About me

My name is Martyn, I’m an Alan Turing Institute funded PhD student in Mathematics at the University of Manchester. My overall research focus lies in infectious disease epidemiology, where I focus on the SARS-CoV-2 and Hepatitis C pathogens.

Infectious disease epidemiology is a broad field, where cutting edge data science techniques can be applied in many different areas to advance our understanding and to improve public health outcomes. As such I maintain research interest in many areas of statistics, machine learning and data science.

At the beginning of my PhD, I worked on developing dynamic network models of Hepatitis C transmission in incarceration settings and community settings, to inform strategies for the elimination of Hepatitis C as a public health hazard in Manchester by 2025. When the SARS-CoV-2 pandemic started we joined the emergency modelling response and worked with SPI-M and SAGE to inform the pandemic response. In collaboration with an interdisciplinary group of researchers (behavioural scientists, mathematicians, epidemiologists, clinicians, infectious disease modellers), I led the development of a contact tracing model to study various contact tracing interventions. Our contact tracing research topics included: predictions of low efficacy contact tracing early in the pandemic; evaluation of household-based quarantine strategies; optimal allocation of limited testing resources; rapid evaluation of LFD daily contact testing strategies; and optimal strategies for genetic sequencing of infections for control of imported variants.

More recently, I led a paper examining the evidence for Covid-19 symptom phenotypes across multiple datasets/studies (Test & Trace, ONS Community Infection Survey, and Zoe Covid Symptom Study), where we employed several cutting-edge unsupervised machine learning techniques. During our symptom phenotypes work, we demonstrated clear differences in the symptom phenotypes of Covid-19 cases at the extremes of age across all datasets (paper currently submitted to Science).

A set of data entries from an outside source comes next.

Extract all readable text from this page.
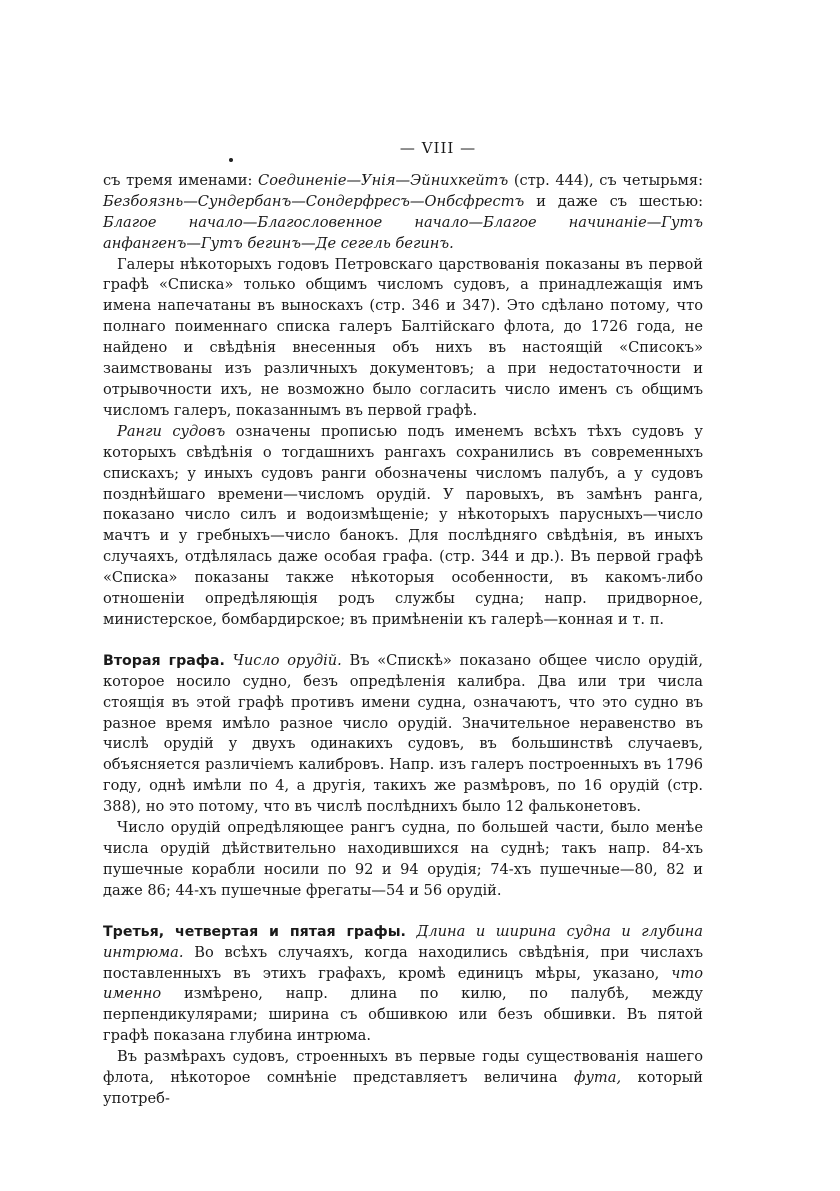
— VIII —

съ тремя именами: Соединеніе—Унія—Эйнихкейтъ (стр. 444), съ четырьмя: Безбоязнь—Сундербанъ—Сондерфресъ—Онбсфрестъ и даже съ шестью: Благое начало—Благословенное начало—Благое начинаніе—Гутъ анфангенъ—Гутъ бегинъ—Де сегель бегинъ.

Галеры нѣкоторыхъ годовъ Петровскаго царствованія показаны въ первой графѣ «Списка» только общимъ числомъ судовъ, а принадлежащія имъ имена напечатаны въ выноскахъ (стр. 346 и 347). Это сдѣлано потому, что полнаго поименнаго списка галеръ Балтійскаго флота, до 1726 года, не найдено и свѣдѣнія внесенныя объ нихъ въ настоящій «Списокъ» заимствованы изъ различныхъ документовъ; а при недостаточности и отрывочности ихъ, не возможно было согласить число именъ съ общимъ числомъ галеръ, показаннымъ въ первой графѣ.

Ранги судовъ означены прописью подъ именемъ всѣхъ тѣхъ судовъ у которыхъ свѣдѣнія о тогдашнихъ рангахъ сохранились въ современныхъ спискахъ; у иныхъ судовъ ранги обозначены числомъ палубъ, а у судовъ позднѣйшаго времени—числомъ орудій. У паровыхъ, въ замѣнъ ранга, показано число силъ и водоизмѣщеніе; у нѣкоторыхъ парусныхъ—число мачтъ и у гребныхъ—число банокъ. Для послѣдняго свѣдѣнія, въ иныхъ случаяхъ, отдѣлялась даже особая графа. (стр. 344 и др.). Въ первой графѣ «Списка» показаны также нѣкоторыя особенности, въ какомъ-либо отношеніи опредѣляющія родъ службы судна; напр. придворное, министерское, бомбардирское; въ примѣненіи къ галерѣ—конная и т. п.

Вторая графа. Число орудій. Въ «Спискѣ» показано общее число орудій, которое носило судно, безъ опредѣленія калибра. Два или три числа стоящія въ этой графѣ противъ имени судна, означаютъ, что это судно въ разное время имѣло разное число орудій. Значительное неравенство въ числѣ орудій у двухъ одинакихъ судовъ, въ большинствѣ случаевъ, объясняется различіемъ калибровъ. Напр. изъ галеръ построенныхъ въ 1796 году, однѣ имѣли по 4, а другія, такихъ же размѣровъ, по 16 орудій (стр. 388), но это потому, что въ числѣ послѣднихъ было 12 фальконетовъ.

Число орудій опредѣляющее рангъ судна, по большей части, было менѣе числа орудій дѣйствительно находившихся на суднѣ; такъ напр. 84-хъ пушечные корабли носили по 92 и 94 орудія; 74-хъ пушечные—80, 82 и даже 86; 44-хъ пушечные фрегаты—54 и 56 орудій.

Третья, четвертая и пятая графы. Длина и ширина судна и глубина интрюма. Во всѣхъ случаяхъ, когда находились свѣдѣнія, при числахъ поставленныхъ въ этихъ графахъ, кромѣ единицъ мѣры, указано, что именно измѣрено, напр. длина по килю, по палубѣ, между перпендикулярами; ширина съ обшивкою или безъ обшивки. Въ пятой графѣ показана глубина интрюма.

Въ размѣрахъ судовъ, строенныхъ въ первые годы существованія нашего флота, нѣкоторое сомнѣніе представляетъ величина фута, который употреб-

Currently, my focus is largely on publishing the evidence base we developed during the pandemic and consolidating the code we developed into a software package. I have ongoing work attempting to relate models of within host viral kinetics with infectiousness as a function of viral load – the goal of this task is to provide a clear scientific evaluation of the utility of LFD tests as a test for infection. Finally, I am collaborating with others on developing a more advanced, network-based model of Lateral flow testing strategies, such as outbreak investigations.

Research areas:

The following is a non-comprehensive list of areas where I maintain active research interests

  • SARS-CoV-2, Hepatitis C
  • Contact tracing
  • Epidemics on networks, networked data analysis (e.g ERGM’s, cluster detection)
  • Dimensionality reduction (particularly UMAP, and related methods such as PacMAP)
  • Bayesian statistics (model stacking/averaging/comparison, sequential MCMC, optimisation, Gaussian processes)

Software

Our work developing a SARS-CoV-2 contact tracing model has had an initial release, and is available at: https://github.com/TTI-modelling/TestingContactModel. As much of the code was developed at pace so that we can provide rapid response modelling, we are taking the time to polish and completely document some advanced aspects of the model.

Programming languages

  • Python (proficient)
  • R + Tidyverse (proficient)
  • SQL (proficient)
  • Stan (proficient)
  • Julia (basic)
  • MATLAB (basic)

For coding, I primarily use a mixture of R or Python – depending which language I think is stronger for the task at hand. I find R, particularly the Tidyverse, fantastic for: rapidly exploring, wrangling, tidying, visualising, performing statistical analysis on datasets and then communicating the results. However, if I need to: program for speed (typically using Numba), develop a large codebase, run intensive simulations, offload computation to the GPU, or can really leverage object-oriented programming for the task, then I will prefer to work in Python. I have extensive experience using SQL and relational database models. For Bayesian inference, I typically write my models using Stan but am familiar with the Python implementations.